Two unpopular taxes — on health insurance and medical devices — get a "pause"

The Affordable Care Act's drafters knew they wanted to expand health insurance to most uninsured Americans; that was a huge reason to pass a new law in the first place.

When pressed to figure out how to pay for that expansion, they largely decided to tax the medical industries that would benefit from gaining millions of newly insured customers. Hospitals, health insurers, medical device makers, drug companies — all of them have a specific tax worked into the law.

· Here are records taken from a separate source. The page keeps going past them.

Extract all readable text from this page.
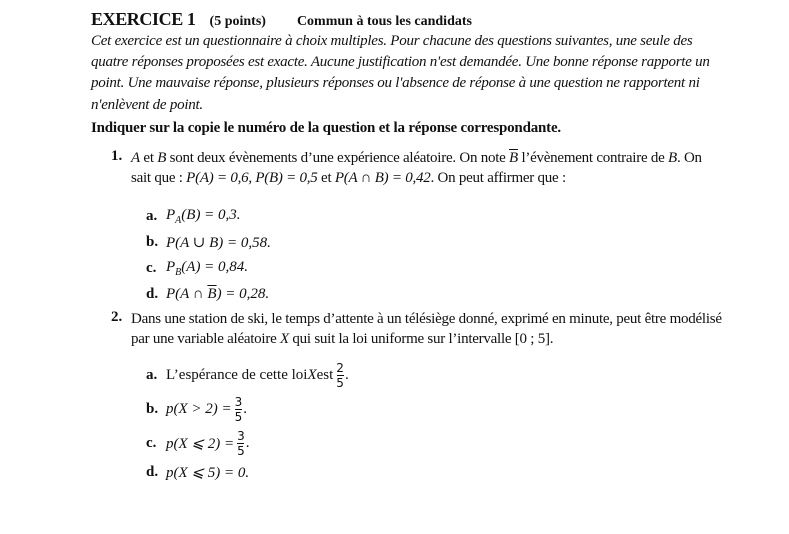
EXERCICE 1 (5 points) Commun à tous les candidats
Cet exercice est un questionnaire à choix multiples. Pour chacune des questions suivantes, une seule des quatre réponses proposées est exacte. Aucune justification n'est demandée. Une bonne réponse rapporte un point. Une mauvaise réponse, plusieurs réponses ou l'absence de réponse à une question ne rapportent ni n'enlèvent de point.
Indiquer sur la copie le numéro de la question et la réponse correspondante.
1. A et B sont deux évènements d’une expérience aléatoire. On note $\overline{B}$ l’évènement contraire de B. On sait que : P(A) = 0,6, P(B) = 0,5 et P(A ∩ B) = 0,42. On peut affirmer que :
a. $P_A(B) = 0,3$.
b. P(A ∪ B) = 0,58.
c. $P_B(A) = 0,84$.
d. P(A ∩ $\overline{B}) = 0,28$.
2. Dans une station de ski, le temps d’attente à un télésiège donné, exprimé en minute, peut être modélisé par une variable aléatoire X qui suit la loi uniforme sur l’intervalle [0 ; 5].
a. L’espérance de cette loi X est $\frac{2}{5}$ .
b. $p(X > 2) = \frac{3}{5}$ .
c. p(X ⩽ $2) = \frac{3}{5}$ .
d. p(X ⩽ 5) = 0.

The law had barely passed when industries began lobbying hard against their specific taxes. Medical device makers and health insurance plans lobbied especially hard to repeal their taxes, which were expected to raise $26 billion and $145 billion over the next decade, respectively.

But neither was successful — until now. The budget deal includes a two-year pause on the medical device tax, which took effect in 2013. It also halts the health insurance tax, which began in 2014, for one year.

Repealing taxes will always make Obamacare more expensive

The Kaiser Family Foundation has, since the law passed, run one of the best series of polls on the health care.

Americans generally loved the idea of expanding health insurance. Seventy-six percent agreed that it's good to provide health insurance subsidies to low-income and middle-class Americans. But the things required to pay for Obamacare? Those didn't poll well at all. Sixty percent opposed the Cadillac tax in Kaiser's September 2015 poll.

This tension will likely be an ever-present threat to the Affordable Care Act's future. Reducing Obamacare's revenue by $40 billion will not sink the law. But it is still a sizable portion of about $500 billion that the CBO expects to raise in revenue next year. That could ultimately force hard decisions about what type of benefits or subsidies the law can provide to beneficiaries. Or it could just make Obamacare a more expensive proposition for the government if legislators don't ratchet down the spending. That could strengthen the political case against Obamacare as a budget-busting law that doesn't bring in nearly enough revenue.

If the budget deal passes (and it is expected to), the pauses and delays will prove something powerful: that Congress and the White House are open to halting some of Obamacare's biggest revenue generators. If a two-year delay to the Cadillac tax passes, for example, it makes more delays seem way more plausible. Perhaps even more importantly, the budget deal shows a willingness to pause taxes that have already come into effect. This suggests that in Washington, any Obamacare tax can become fair game — a battle that you can bet thousands of health lobbyists in Washington are eager to fight.

And if these taxes disappear forever — not just on a temporary basis — that would have a huge effect on Obamacare. Adler put together this chart showing that repealing the three taxes permanently would reduce the health law's revenue by $1.1 trillion — about a third of the health law's $3.5 trillion in overall revenue.

(Loren Adler)

The stakes in this particular budget deal are, in the 10-year scheme of things, relatively small. But the space they open up for future changes like this could be quite massive.